Gericht blockiert Verbrenner-Verbot für Mercedes und BMW ab 2030
Deutschlands höchstes Berufungsgericht hat Klagen abgewiesen, die Mercedes-Benz und BMW den Verkauf neuer Verbrennerfahrzeuge nach November 2030 untersagen sollten. Mit dem Urteil wies das Gericht Forderungen von Umweltschützern zurück, die strengere Emissionsgrenzen für die Automobilhersteller durchsetzen wollten. Beide Unternehmen begrüßten die Entscheidung als Sieg für die Rechtssicherheit.
Das Bundesgerichtshof in Karlsruhe bestätigte damit frühere Urteile gegen die Klagen der Umweltorganisation Deutsche Umwelthilfe (DUH). Die Aktivisten hatten argumentiert, Mercedes-Benz und BMW dürften ab 2030 keine Benzin- und Dieselwagen mehr herstellen, und beriefen sich dabei auf individuelle "CO₂-Budgets" für jedes Unternehmen. Das Gericht sah jedoch keine rechtliche Grundlage, um solche Budgets privaten Unternehmen zuzuweisen.

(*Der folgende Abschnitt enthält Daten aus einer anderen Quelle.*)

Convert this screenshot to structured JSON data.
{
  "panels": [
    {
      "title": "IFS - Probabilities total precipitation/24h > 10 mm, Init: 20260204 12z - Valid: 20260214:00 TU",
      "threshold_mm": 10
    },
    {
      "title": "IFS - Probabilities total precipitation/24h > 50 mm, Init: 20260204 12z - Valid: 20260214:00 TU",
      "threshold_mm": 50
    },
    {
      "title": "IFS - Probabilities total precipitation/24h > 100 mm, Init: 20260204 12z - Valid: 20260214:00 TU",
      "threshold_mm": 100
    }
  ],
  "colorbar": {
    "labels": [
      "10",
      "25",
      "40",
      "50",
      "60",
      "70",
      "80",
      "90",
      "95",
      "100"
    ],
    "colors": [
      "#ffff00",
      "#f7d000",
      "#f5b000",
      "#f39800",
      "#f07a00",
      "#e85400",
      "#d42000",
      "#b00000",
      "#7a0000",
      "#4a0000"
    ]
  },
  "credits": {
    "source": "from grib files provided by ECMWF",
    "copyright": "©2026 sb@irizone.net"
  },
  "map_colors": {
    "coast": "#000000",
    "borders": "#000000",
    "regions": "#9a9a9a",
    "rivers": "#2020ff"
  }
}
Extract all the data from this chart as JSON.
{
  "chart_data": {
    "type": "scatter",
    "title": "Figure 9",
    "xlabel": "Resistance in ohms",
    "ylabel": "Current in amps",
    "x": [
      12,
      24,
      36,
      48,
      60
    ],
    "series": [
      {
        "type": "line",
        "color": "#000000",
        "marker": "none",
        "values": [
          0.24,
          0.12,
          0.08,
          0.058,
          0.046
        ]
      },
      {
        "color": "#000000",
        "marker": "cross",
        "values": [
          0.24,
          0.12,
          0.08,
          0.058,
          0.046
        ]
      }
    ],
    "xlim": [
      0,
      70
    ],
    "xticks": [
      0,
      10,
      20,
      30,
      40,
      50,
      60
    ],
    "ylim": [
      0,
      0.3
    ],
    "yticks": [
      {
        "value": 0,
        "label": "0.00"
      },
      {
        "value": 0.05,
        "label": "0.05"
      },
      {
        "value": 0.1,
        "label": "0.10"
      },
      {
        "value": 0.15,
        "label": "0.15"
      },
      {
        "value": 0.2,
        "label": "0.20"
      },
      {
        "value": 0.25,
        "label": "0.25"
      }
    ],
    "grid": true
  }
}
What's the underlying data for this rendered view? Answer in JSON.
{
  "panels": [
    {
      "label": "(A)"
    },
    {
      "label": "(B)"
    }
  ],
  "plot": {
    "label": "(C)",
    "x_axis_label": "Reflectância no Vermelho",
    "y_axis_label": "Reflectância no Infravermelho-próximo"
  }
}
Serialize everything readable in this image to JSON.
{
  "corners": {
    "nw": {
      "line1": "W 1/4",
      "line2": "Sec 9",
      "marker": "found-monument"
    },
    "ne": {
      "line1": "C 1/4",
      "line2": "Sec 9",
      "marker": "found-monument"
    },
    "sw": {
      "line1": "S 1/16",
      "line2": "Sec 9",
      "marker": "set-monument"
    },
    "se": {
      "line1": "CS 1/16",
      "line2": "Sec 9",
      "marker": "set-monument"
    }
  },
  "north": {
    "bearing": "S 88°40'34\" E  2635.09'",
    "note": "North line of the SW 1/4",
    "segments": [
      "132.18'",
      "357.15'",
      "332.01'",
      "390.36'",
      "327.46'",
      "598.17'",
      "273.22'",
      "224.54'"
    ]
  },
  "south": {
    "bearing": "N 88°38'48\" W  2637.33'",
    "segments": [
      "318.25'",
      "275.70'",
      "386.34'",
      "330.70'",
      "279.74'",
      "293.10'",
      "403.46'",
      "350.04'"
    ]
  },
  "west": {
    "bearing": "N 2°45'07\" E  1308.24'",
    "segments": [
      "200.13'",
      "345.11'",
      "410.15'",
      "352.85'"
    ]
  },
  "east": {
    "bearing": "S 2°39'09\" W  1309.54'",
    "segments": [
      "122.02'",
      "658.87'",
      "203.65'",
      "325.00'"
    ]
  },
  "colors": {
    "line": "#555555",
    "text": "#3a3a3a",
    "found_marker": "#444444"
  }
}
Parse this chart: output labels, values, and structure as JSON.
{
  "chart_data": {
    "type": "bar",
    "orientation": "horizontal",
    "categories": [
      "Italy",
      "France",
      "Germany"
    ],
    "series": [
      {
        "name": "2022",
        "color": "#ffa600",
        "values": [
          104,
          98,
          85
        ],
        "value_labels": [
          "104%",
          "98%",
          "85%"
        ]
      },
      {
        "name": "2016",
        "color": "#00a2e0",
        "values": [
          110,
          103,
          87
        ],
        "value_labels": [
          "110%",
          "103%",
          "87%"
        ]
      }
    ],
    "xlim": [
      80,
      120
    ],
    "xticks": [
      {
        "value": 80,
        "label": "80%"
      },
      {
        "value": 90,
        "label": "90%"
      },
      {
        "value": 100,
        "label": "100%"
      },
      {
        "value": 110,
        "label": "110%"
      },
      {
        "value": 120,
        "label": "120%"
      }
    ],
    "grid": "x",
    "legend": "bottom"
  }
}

Die DUH stützte sich in ihrem Fall auf Berechnungen, die die nationalen Klimaziele Deutschlands auf die großen Automobilhersteller aufteilten. Die Richter urteilten jedoch, dass Klimaverpflichtungen nicht auf diese Weise einzelnen Unternehmen auferlegt werden könnten. Die Entscheidung steht im Einklang mit früheren Urteilen, darunter dem Neubauer-Fall von 2021, in dem das Bundesverfassungsgericht Teile des deutschen Klimaschutzgesetzes kippte, weil es an langfristigen Reduktionszielen mangelte.
Ein BMW-Sprecher erklärte, das Urteil schaffe "Rechtssicherheit für in Deutschland tätige Unternehmen". Auch Mercedes-Benz zeigte sich erleichtert und bezeichnete das Ergebnis als Bestätigung der geltenden Vorschriften. Das Urteil reiht sich in eine Serie vielbeachteter Umweltklagen ein, die die deutsche Klimapolitik geprägt haben – etwa die Novelle des Klimaschutzgesetzes 2023 oder jüngste Urteile zu Fluglinien-Subventionen und der Unternehmensverantwortung für Emissionen.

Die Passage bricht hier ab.